A1987dM comments on How not to sort by a complicated frequentist formula

A1987dM 2 Jan 2013 23:23 UTC
2 points
This is the way I would do it, also taking into account EY’s point of not hiding away new comments:

Assume each comment has an ‘upvote rate’ U, such that the probability that a comment at the age of t has u upvotes is a Poisson distribution with parameter Ut,
- P(u|U, t) = (Ut)^u exp(−Ut)/u!
and similarly for downvotes,
- P(d|D, t) = (Dt)^d exp(−Dt)/d!
If the prior probability distribution for U and D is P(U, D), their posterior probability distribution will be
- P(U, D|u, d, t) = D^d U^u exp(−(D + U)t) P(U, D)/(a normalization constant).
Then, you sort comments according to a functional of the posterior pdf of U and D; in analogy with expected utility maximization you could use the posterior expectation value of some function f(U, D), but other choices would be possible. (This reduces to your proposal when you take f(U, D) = U/(U + D).)

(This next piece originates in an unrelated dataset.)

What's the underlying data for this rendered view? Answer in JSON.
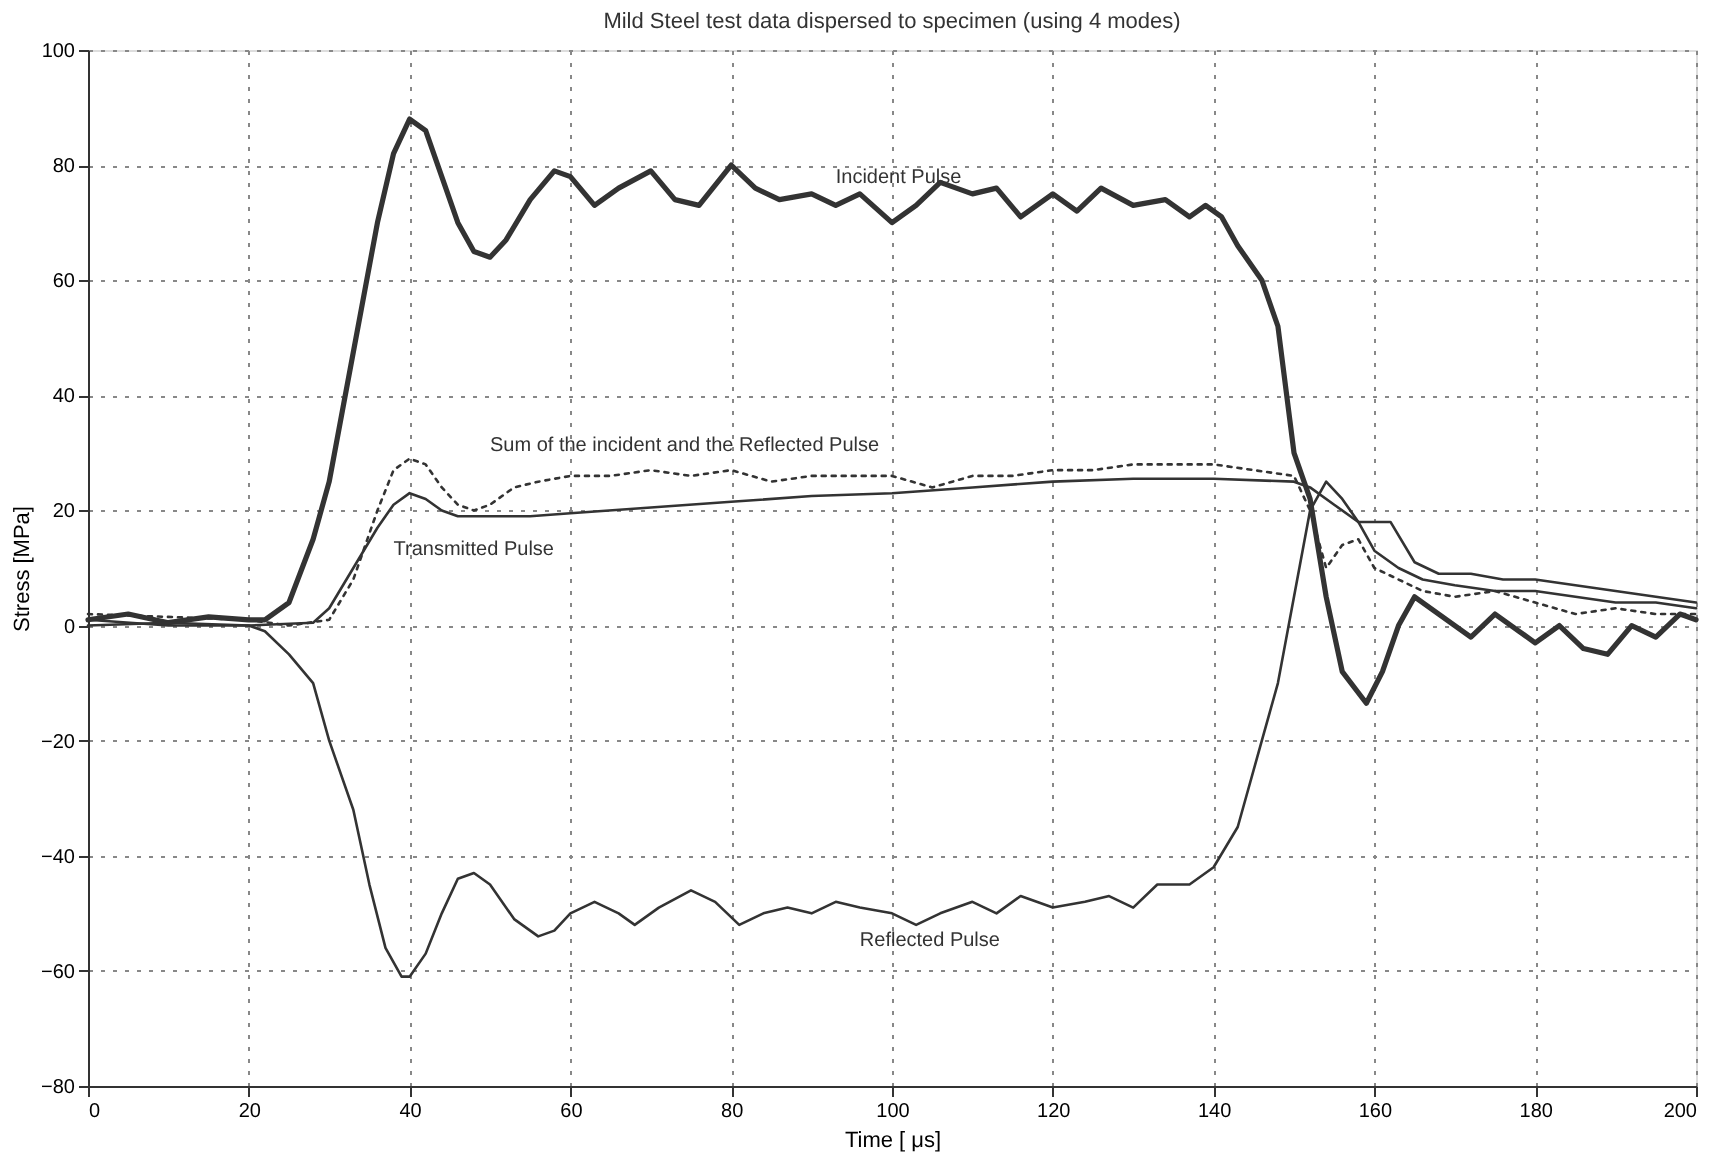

Of course this model isn’t entirely realistic because U and D ought to vary with time (according to timezone, how old the thread is and whether it’s currently linked to from the main page, etc.), but the main effect of disregarding this (pretending that a comment has the same probability of getting upvoted in the 10,000th hour after its publication as in the 1st hour) would be to cause very recent comments to be sorted higher, which IMO is a Good Thing anyway.
- EHeller 3 Jan 2013 4:45 UTC
  2 points
  Parent
  Why a Poisson distribution? It seems fairly clear we are looking at Bernoulli trials (people who look either upvote, or not). I doubt its a rare enough event (though it depends on the site, I suppose) that a poisson is a better approximation than a normal.
  - Meni_Rosenfeld 3 Jan 2013 9:58 UTC
    4 points
    Parent
    I think it’s reasonable to model this as a Poisson process. There are many people who could in theory vote, only few of them do, at random times.
  - A1987dM 3 Jan 2013 11:42 UTC
    0 points
    Parent
    You’d need to know how many people read each comment, though.
- Meni_Rosenfeld 3 Jan 2013 10:02 UTC
  0 points
  Parent
  I think some factor for decreasing votes over time should be included. Exponentially decaying rates seem reasonable, and the decay time constant can be calibrated with the overall data in the domain (assuming we have data on voting times available).
  - A1987dM 3 Jan 2013 11:52 UTC
    1 point
    Parent
    
    Exponentially decaying rates seem reasonable
    
    That’s likely way too fast. It’s not that rare for people to comment on posts several years old (especially on Main), and I’d guess such people also vote comments. (Well, I most certainly do.) You can use an exponential decay with a very large time constant, but that would mean that comments from yesterday are voted nearly as often as comments from three months ago. So, the increase in realism compared to a constant rate isn’t large enough to justify the increase in complexity. (OTOH, hyperbolic decay is likely much more realistic, but it also has more parameters.)